The accurate prediction of residential heat load is crucial for effective heating system design, energy management, and cost optimization. In order to further improve the prediction accuracy of the model, this study introduced principal component analysis (PCA), the minimum sum of squares of the combined prediction errors (minSSE), genetic algorithm (GA), and firefly algorithm (FA) into back propagation (BP) and ELMAN neural networks, and established three kinds of combined prediction models.
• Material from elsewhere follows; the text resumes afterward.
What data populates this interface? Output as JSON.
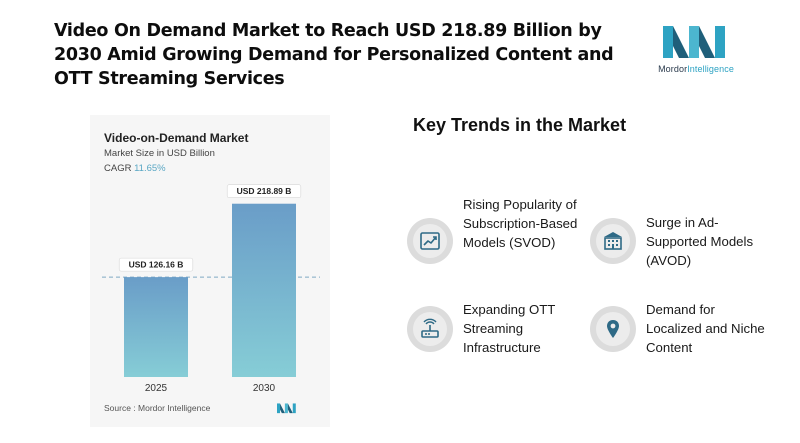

The proposed methodologies are evaluated using real-world data collected from residential buildings over a period of one year. The obtained results of the PCA-BP-ELMAN, FA-ELMAN, and GA-BP models are compared with the neural network before optimization. The experimental results show that the combined prediction models have higher prediction accuracy. The Mean Absolute Percentage Error (MAPE) evaluation indices of the three combined models are distributed between 5.95% and 7.05%. The FA-ELMAN model is the combination model with the highest prediction accuracy, and its MAPE is 5.95%, which is 2.25% lower than the MAPE of an individual neural network. This research contributes to the field by providing a comprehensive and effective framework for residential heat load prediction, which can be valuable for building energy management and optimization.